Five years after US investment bank Lehman Brothers collapsed, triggering a global financial crisis and shattering confidence worldwide, families in major countries around the world are still hunkered down, too spooked and distrustful to take chances with their money.
An analysis of households in the 10 biggest economies shows that families continue to spend cautiously and have pulled hundreds of billions of dollars out of stocks, cut borrowing for the first time in decades and poured money into savings and bonds that offer puny interest payments, often too low to keep up with inflation.
“It doesn’t take very much to destroy confidence, but it takes an awful lot to build it back,” says Ian Bright, senior economist at ING, a global bank based in Amsterdam.
A flight to safety on such a global scale is unprecedented since the end of World War II.
The implications are huge: Shunning debt and spending less can be good for one family’s finances. When hundreds of millions do it together, it can starve the global economy.
Some of the retrenchment is not surprising: High unemployment in many countries means fewer people with paychecks to spend. However, even people with good jobs and little fear of losing them remain cautious.
“Lehman changed everything,” says Arne Holzhausen, a senior economist at global insurer Allianz, based in Munich. “It’s safety, safety, safety.”
The Associated Press analyzed data showing what consumers did with their money in the five years before the Great Recession began in December 2007 and in the five years that followed, through the end of last year.
The focus was on the world’s 10 biggest economies — the US, China, Japan, Germany, France, the UK, Brazil, Russia, Italy and India — which have half the world’s population and 65 percent of global GDP.
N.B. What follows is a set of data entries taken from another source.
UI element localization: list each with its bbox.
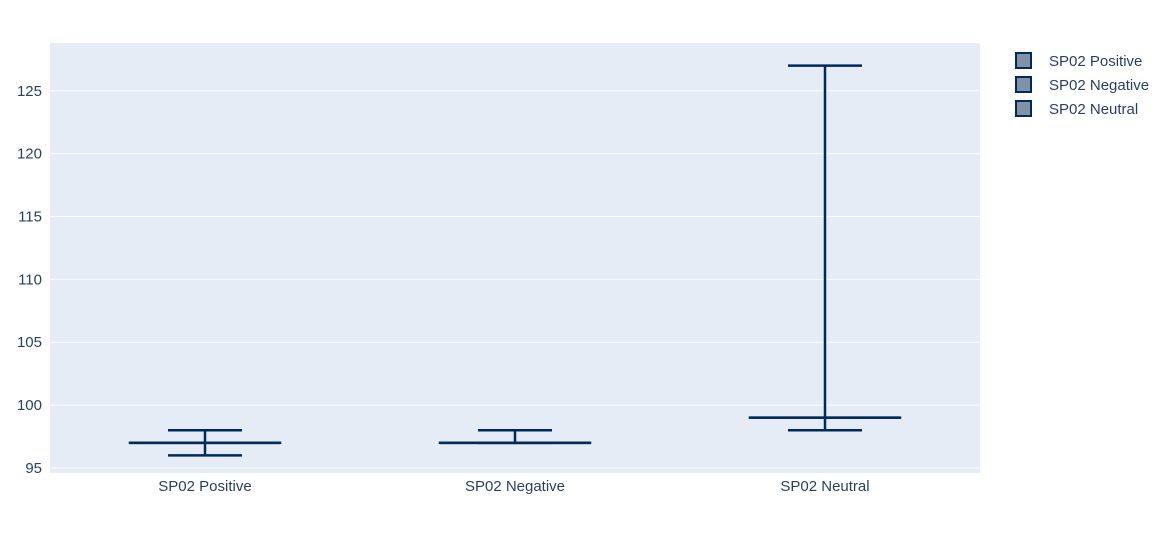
- legend-item-1: SP02 Positive: [1015, 52, 1142, 70]
- x-tick-label-2: SP02 Negative: [465, 478, 565, 495]
- box-trace-2: [438, 429, 592, 445]
- legend-item-3: SP02 Neutral: [1015, 100, 1138, 118]
- box-trace-1: [128, 429, 282, 457]
- legend-label: SP02 Negative: [1049, 77, 1149, 94]
- legend-label: SP02 Positive: [1049, 53, 1142, 70]
- box-traces: [128, 64, 902, 457]
- x-tick-label-1: SP02 Positive: [158, 478, 251, 495]
- box-trace-3: [748, 64, 902, 432]
- legend: SP02 Positive SP02 Negative SP02 Neutral: [1015, 52, 1149, 118]
- legend-swatch: [1015, 100, 1032, 117]
- y-tick-label-110: 110: [18, 271, 42, 288]
- legend-label: SP02 Neutral: [1049, 101, 1138, 118]
- legend-swatch: [1015, 76, 1032, 93]
- y-tick-label-115: 115: [18, 209, 42, 226]
- y-tick-label-105: 105: [17, 334, 42, 351]
- y-axis-ticks: 95 100 105 110 115 120 125: [17, 83, 42, 477]
- x-axis-ticks: SP02 Positive SP02 Negative SP02 Neutral: [158, 478, 869, 495]
- y-tick-label-125: 125: [17, 83, 42, 100]
- legend-swatch: [1015, 52, 1032, 69]
- y-tick-label-100: 100: [17, 397, 42, 414]
- gridlines: [50, 90, 980, 469]
- y-tick-label-95: 95: [25, 460, 42, 477]
- plot-background: [50, 43, 980, 473]
- legend-item-2: SP02 Negative: [1015, 76, 1149, 94]
- y-tick-label-120: 120: [17, 146, 42, 163]
- x-tick-label-3: SP02 Neutral: [780, 478, 869, 495]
The key findings are as follows:
RETREAT FROM STOCKS
A desire for safety drove people to dump stocks, even as prices rocketed from crisis lows in early 2009. Investors in the top 10 countries pulled US$1.1 trillion from stock mutual funds in the five years after the crisis, or 10 percent of their holdings at the start of that period, according to Lipper Inc, which tracks funds.
They put more even money into bond mutual funds — US$1.3 trillion — even as interest payments on bonds plunged to record lows.
SHUNNING DEBT
In the five years before the crisis, household debt in the 10 countries jumped 34 percent, according to Credit Suisse.
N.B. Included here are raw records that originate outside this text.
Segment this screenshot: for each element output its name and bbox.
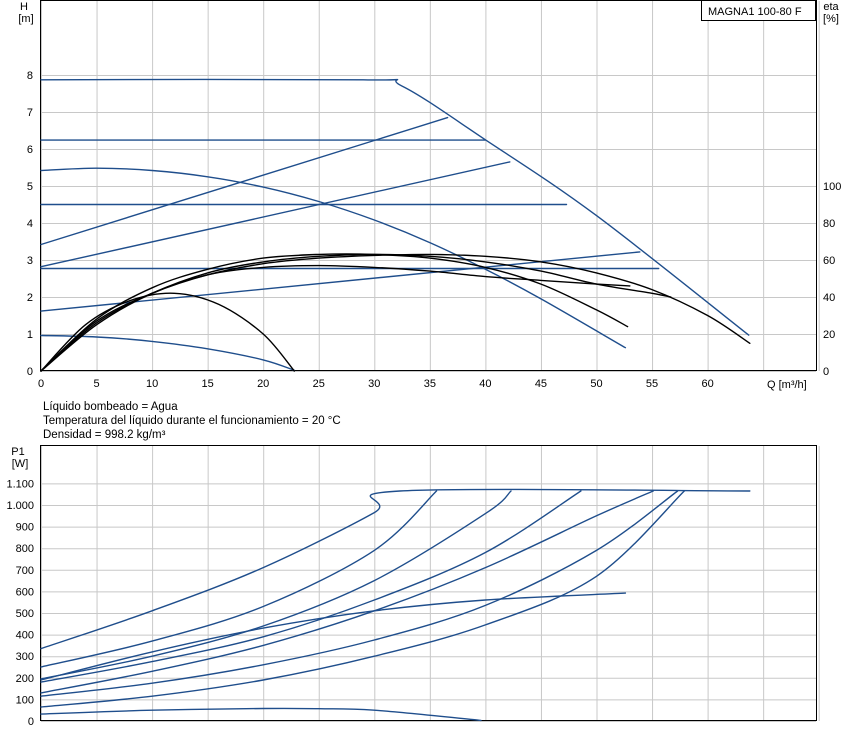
power-tick-label: 700 bbox=[16, 565, 34, 577]
x-tick-label: 60 bbox=[701, 378, 713, 390]
x-tick-label: 20 bbox=[257, 378, 269, 390]
power-tick-label: 900 bbox=[16, 522, 34, 534]
x-tick-label: 40 bbox=[479, 378, 491, 390]
head-tick-label: 5 bbox=[27, 181, 33, 193]
power-curve bbox=[40, 488, 751, 650]
eta-tick-label: 40 bbox=[823, 292, 835, 304]
power-curve bbox=[40, 707, 482, 722]
power-tick-label: 400 bbox=[16, 630, 34, 642]
info-temperature: Temperatura del líquido durante el funci… bbox=[43, 415, 341, 427]
flow-axis-label: Q [m³/h] bbox=[767, 379, 807, 391]
head-tick-label: 4 bbox=[27, 218, 33, 230]
x-tick-label: 45 bbox=[535, 378, 547, 390]
head-curve bbox=[40, 167, 627, 349]
power-chart-grid bbox=[41, 446, 820, 722]
model-label: MAGNA1 100-80 F bbox=[708, 6, 802, 18]
eta-axis-name: eta bbox=[823, 1, 839, 13]
power-tick-label: 500 bbox=[16, 608, 34, 620]
power-tick-label: 200 bbox=[16, 673, 34, 685]
head-axis-unit: [m] bbox=[18, 13, 33, 25]
power-tick-label: 300 bbox=[16, 651, 34, 663]
head-tick-label: 6 bbox=[27, 144, 33, 156]
head-tick-label: 3 bbox=[27, 255, 33, 267]
x-tick-label: 35 bbox=[424, 378, 436, 390]
x-tick-label: 15 bbox=[202, 378, 214, 390]
head-chart-frame bbox=[40, 0, 817, 371]
power-axis-name: P1 bbox=[11, 446, 24, 458]
head-curve bbox=[40, 334, 295, 371]
model-label-box bbox=[701, 0, 816, 21]
eta-tick-label: 20 bbox=[823, 329, 835, 341]
efficiency-curve bbox=[40, 253, 629, 372]
power-tick-label: 0 bbox=[28, 716, 34, 728]
info-liquid: Líquido bombeado = Agua bbox=[43, 401, 178, 413]
power-curve bbox=[40, 490, 512, 680]
power-tick-label: 100 bbox=[16, 694, 34, 706]
head-chart-ticks: 0 5 10 15 20 25 30 35 40 45 50 55 600123456780204060… bbox=[27, 70, 841, 390]
efficiency-curve bbox=[40, 292, 295, 372]
power-curve bbox=[40, 490, 679, 697]
x-tick-label: 25 bbox=[313, 378, 325, 390]
head-chart-grid bbox=[41, 1, 820, 372]
head-and-efficiency-curves bbox=[40, 78, 751, 372]
eta-tick-label: 100 bbox=[823, 181, 841, 193]
eta-axis-unit: [%] bbox=[823, 13, 839, 25]
power-curve bbox=[40, 592, 627, 681]
power-curves bbox=[40, 488, 751, 722]
eta-tick-label: 60 bbox=[823, 255, 835, 267]
power-tick-label: 1.000 bbox=[6, 500, 34, 512]
power-axis-unit: [W] bbox=[12, 458, 29, 470]
power-chart-frame bbox=[40, 445, 817, 721]
eta-tick-label: 0 bbox=[823, 366, 829, 378]
eta-tick-label: 80 bbox=[823, 218, 835, 230]
power-tick-label: 600 bbox=[16, 586, 34, 598]
efficiency-curve bbox=[40, 264, 631, 372]
power-curve bbox=[40, 490, 685, 708]
x-tick-label: 55 bbox=[646, 378, 658, 390]
x-tick-label: 0 bbox=[38, 378, 44, 390]
head-tick-label: 8 bbox=[27, 70, 33, 82]
x-tick-label: 5 bbox=[93, 378, 99, 390]
head-curve bbox=[40, 78, 750, 336]
head-curve bbox=[40, 116, 449, 246]
head-tick-label: 7 bbox=[27, 107, 33, 119]
head-tick-label: 0 bbox=[27, 366, 33, 378]
power-tick-label: 800 bbox=[16, 543, 34, 555]
head-curve bbox=[40, 161, 511, 268]
x-tick-label: 30 bbox=[368, 378, 380, 390]
power-tick-label: 1.100 bbox=[6, 478, 34, 490]
head-tick-label: 2 bbox=[27, 292, 33, 304]
power-curve bbox=[40, 490, 438, 668]
head-axis-name: H bbox=[20, 1, 28, 13]
head-tick-label: 1 bbox=[27, 329, 33, 341]
x-tick-label: 10 bbox=[146, 378, 158, 390]
info-density: Densidad = 998.2 kg/m³ bbox=[43, 429, 166, 441]
x-tick-label: 50 bbox=[590, 378, 602, 390]
power-chart-ticks: 0 100 200 300 400 500 600 700 800 900 1.000 1.100 bbox=[6, 478, 34, 728]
Then the financial crisis hit, and people slammed the brakes on borrowing. Debt per adult in the 10 countries fell 1 percent in the 4 years after 2007.
Economists say debt has not fallen in sync like that since the end of World War II.
People chose to shed debt even as lenders slashed rates on loans to record lows. In normal times, that would have triggered an avalanche of borrowing.
HOARDING CASH
Looking for safety for their money, households in the six biggest developed economies added US$3.3 trillion, or 15 percent, to their cash holdings in the five years after the crisis, slightly more than they did in the five years before, the Organisation for Economic Co-operation and Development said.
The growth of cash is remarkable because millions more were unemployed, wages grew slowly and people diverted billions to pay down their debts.
SPENDING SLUMP
To cut debt and save more, people have reined in their spending. Adjusting for inflation, global consumer spending rose 1.6 percent a year during the five years after the crisis, according to PricewaterhouseCoopers, an accounting and consulting firm.
That was about half the growth rate before the crisis and only slightly more than the annual growth in population during those years.
Consumer spending is critically important because it accounts for more than 60 percent of GDP.